Williams' imagery is clear and simple as it describes a moon behind the bare branches of the trees as we have all seen the moon glide gently in the sky but only when it is behind the branches can we gauge the movement. When I lived in Southern California, I never saw bare branches and it was when I lived in Kansas that I first saw this and felt astonishment. I could actually see the moon move.

I was at the Whiskeytown Lake Park yesterday and noticed that there were small buds on the branches of the bare trees in the park where the leaves will be peeping out in a month or two. Leaves and buds don't come out at the same time everywhere in the world. I thought they did until I traveled around the world a bit.

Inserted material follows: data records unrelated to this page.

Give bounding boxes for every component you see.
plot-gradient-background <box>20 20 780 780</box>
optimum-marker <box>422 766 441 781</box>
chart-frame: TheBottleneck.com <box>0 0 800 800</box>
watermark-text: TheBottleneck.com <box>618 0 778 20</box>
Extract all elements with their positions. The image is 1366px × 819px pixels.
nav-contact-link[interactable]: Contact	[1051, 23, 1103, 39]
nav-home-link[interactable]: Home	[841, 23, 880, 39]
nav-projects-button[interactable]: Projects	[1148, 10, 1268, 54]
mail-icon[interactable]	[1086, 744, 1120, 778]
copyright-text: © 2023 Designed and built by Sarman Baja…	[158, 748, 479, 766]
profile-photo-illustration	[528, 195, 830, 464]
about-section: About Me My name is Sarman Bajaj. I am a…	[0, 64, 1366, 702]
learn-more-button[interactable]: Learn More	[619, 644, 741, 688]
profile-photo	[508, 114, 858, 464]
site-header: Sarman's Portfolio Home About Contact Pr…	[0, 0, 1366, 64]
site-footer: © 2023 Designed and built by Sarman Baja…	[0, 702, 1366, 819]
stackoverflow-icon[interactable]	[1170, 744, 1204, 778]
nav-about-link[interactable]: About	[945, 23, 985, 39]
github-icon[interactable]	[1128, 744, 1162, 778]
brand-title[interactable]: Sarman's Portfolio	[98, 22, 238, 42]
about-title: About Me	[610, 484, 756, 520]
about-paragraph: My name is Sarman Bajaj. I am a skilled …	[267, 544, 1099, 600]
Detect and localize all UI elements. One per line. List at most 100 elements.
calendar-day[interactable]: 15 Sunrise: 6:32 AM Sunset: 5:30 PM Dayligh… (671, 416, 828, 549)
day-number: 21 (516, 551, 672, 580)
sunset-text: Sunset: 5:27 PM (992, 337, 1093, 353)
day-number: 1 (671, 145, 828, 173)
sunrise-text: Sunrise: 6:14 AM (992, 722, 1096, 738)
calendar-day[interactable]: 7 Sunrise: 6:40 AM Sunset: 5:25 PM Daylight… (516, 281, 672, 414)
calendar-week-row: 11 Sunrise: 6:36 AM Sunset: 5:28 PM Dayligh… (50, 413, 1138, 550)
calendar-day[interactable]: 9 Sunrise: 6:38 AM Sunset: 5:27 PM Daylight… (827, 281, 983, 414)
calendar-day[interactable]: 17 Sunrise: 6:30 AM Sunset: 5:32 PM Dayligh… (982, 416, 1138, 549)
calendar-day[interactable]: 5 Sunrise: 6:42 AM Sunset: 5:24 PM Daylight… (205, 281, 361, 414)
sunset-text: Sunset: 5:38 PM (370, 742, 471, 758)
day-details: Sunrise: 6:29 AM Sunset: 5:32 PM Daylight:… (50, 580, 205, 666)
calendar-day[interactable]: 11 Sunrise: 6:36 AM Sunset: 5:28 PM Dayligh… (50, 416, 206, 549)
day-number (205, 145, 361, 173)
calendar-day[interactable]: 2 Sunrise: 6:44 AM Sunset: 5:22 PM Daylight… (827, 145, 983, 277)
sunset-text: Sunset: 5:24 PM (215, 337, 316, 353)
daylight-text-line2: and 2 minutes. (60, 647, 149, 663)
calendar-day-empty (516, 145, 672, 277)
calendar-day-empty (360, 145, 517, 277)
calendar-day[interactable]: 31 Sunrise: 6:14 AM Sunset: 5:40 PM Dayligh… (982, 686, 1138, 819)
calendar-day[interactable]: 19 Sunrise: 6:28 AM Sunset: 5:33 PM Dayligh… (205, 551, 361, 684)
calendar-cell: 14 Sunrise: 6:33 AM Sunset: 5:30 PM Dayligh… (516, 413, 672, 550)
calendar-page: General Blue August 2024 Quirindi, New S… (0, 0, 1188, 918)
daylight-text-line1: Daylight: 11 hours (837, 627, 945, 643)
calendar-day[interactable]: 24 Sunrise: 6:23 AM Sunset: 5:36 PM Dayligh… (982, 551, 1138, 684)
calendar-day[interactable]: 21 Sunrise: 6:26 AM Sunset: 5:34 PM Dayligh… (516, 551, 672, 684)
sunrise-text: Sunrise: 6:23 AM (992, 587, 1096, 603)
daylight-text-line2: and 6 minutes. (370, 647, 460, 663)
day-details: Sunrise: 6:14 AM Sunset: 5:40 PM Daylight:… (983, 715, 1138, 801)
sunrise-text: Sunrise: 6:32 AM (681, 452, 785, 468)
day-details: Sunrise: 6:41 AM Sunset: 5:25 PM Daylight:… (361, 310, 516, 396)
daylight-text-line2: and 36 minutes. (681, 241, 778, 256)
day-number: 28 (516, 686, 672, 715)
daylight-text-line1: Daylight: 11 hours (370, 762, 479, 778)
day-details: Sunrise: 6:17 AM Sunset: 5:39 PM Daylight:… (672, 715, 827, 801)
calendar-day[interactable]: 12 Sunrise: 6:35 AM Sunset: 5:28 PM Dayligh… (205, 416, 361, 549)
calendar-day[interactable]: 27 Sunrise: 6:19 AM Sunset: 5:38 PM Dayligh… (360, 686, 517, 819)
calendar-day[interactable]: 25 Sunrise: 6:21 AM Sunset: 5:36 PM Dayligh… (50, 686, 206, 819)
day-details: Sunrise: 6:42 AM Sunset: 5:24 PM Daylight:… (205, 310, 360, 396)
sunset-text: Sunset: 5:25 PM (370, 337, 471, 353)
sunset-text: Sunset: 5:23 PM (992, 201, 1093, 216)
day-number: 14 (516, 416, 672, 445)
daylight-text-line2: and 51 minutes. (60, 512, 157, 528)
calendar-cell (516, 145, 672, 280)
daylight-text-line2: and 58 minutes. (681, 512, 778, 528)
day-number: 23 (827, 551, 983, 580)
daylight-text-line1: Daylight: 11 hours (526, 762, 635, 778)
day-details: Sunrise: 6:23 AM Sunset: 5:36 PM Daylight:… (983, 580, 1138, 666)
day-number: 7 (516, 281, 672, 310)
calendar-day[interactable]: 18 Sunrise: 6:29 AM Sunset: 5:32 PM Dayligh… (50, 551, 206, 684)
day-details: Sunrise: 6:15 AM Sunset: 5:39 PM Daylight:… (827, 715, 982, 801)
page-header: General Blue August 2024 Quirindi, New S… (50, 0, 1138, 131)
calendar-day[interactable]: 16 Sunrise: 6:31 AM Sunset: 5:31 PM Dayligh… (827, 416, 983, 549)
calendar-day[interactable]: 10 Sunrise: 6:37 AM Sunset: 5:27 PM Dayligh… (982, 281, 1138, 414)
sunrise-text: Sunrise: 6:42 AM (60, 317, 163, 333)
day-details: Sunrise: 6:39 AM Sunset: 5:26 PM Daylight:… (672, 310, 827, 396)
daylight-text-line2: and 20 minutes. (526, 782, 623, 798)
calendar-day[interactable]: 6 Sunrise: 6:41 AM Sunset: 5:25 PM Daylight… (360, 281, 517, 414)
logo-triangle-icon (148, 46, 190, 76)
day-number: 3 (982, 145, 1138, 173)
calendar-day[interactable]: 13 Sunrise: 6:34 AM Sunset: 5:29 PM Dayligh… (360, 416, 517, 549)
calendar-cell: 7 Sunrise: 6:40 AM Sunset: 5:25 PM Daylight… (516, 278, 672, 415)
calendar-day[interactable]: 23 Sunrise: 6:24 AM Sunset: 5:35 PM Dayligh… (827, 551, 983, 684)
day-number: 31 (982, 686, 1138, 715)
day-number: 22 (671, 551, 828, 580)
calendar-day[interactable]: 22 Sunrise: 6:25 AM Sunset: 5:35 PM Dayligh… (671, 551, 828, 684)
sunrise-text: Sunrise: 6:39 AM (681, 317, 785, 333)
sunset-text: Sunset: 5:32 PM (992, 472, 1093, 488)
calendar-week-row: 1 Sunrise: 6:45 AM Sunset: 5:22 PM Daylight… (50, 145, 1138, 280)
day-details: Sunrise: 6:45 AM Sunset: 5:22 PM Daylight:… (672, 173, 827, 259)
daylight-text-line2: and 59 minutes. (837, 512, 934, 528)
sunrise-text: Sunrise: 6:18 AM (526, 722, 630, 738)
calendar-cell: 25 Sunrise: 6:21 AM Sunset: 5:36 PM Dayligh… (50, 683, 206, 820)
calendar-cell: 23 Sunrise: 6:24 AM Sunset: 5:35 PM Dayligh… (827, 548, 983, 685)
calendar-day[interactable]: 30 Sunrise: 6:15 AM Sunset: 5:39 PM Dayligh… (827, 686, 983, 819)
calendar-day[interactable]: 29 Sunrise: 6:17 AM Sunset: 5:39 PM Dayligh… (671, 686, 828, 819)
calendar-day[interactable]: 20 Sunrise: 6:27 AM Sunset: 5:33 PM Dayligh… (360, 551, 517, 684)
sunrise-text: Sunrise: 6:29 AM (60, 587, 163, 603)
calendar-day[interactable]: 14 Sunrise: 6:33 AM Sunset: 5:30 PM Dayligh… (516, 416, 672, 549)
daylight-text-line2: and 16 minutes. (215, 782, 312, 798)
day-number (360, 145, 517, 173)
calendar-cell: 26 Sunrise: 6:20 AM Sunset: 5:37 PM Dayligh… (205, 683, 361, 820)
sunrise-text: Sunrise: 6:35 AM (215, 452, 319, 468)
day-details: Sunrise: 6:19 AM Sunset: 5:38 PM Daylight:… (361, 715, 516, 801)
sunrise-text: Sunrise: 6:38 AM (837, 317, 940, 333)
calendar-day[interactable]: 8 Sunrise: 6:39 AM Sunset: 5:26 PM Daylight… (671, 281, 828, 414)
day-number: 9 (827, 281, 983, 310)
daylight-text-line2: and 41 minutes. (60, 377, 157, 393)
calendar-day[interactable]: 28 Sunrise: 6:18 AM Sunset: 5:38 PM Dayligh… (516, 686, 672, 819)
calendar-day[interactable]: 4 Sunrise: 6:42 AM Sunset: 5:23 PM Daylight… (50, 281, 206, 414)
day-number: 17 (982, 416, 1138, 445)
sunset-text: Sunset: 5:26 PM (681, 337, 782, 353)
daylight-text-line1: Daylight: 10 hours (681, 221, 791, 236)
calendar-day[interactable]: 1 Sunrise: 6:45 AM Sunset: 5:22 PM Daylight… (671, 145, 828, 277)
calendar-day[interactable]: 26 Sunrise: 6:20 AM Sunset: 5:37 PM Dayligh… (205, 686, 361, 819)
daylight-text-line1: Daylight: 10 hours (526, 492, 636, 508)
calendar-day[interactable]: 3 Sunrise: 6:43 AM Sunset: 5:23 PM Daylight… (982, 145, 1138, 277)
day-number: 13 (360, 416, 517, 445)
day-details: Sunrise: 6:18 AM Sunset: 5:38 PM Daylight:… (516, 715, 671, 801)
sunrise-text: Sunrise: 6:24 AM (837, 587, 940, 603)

The trees do seem to be sleeping waiting for the warmth of spring and the joys of summer. We, as humans, enjoy autumn because of the colors but it must be a sad time for the trees or maybe they are looking forward to the winter. They, unlike us, always wake up. When we go to sleep under them in the deep earth, we don't wake, not in this life.

I suppose if I have a favorite poet, it would have to be William Carlos Williams who as a doctor saw birth and death. Sometimes, he could help slow down the rate of death, but no one can stop it completely. He would have to know that. He would see life beginning and life ending and he saw the beauty of life everywhere. He would see tears and laughter. I love his poetry because it is full of layers of meaning. I don't know if he knew about zen, but his poetry has it.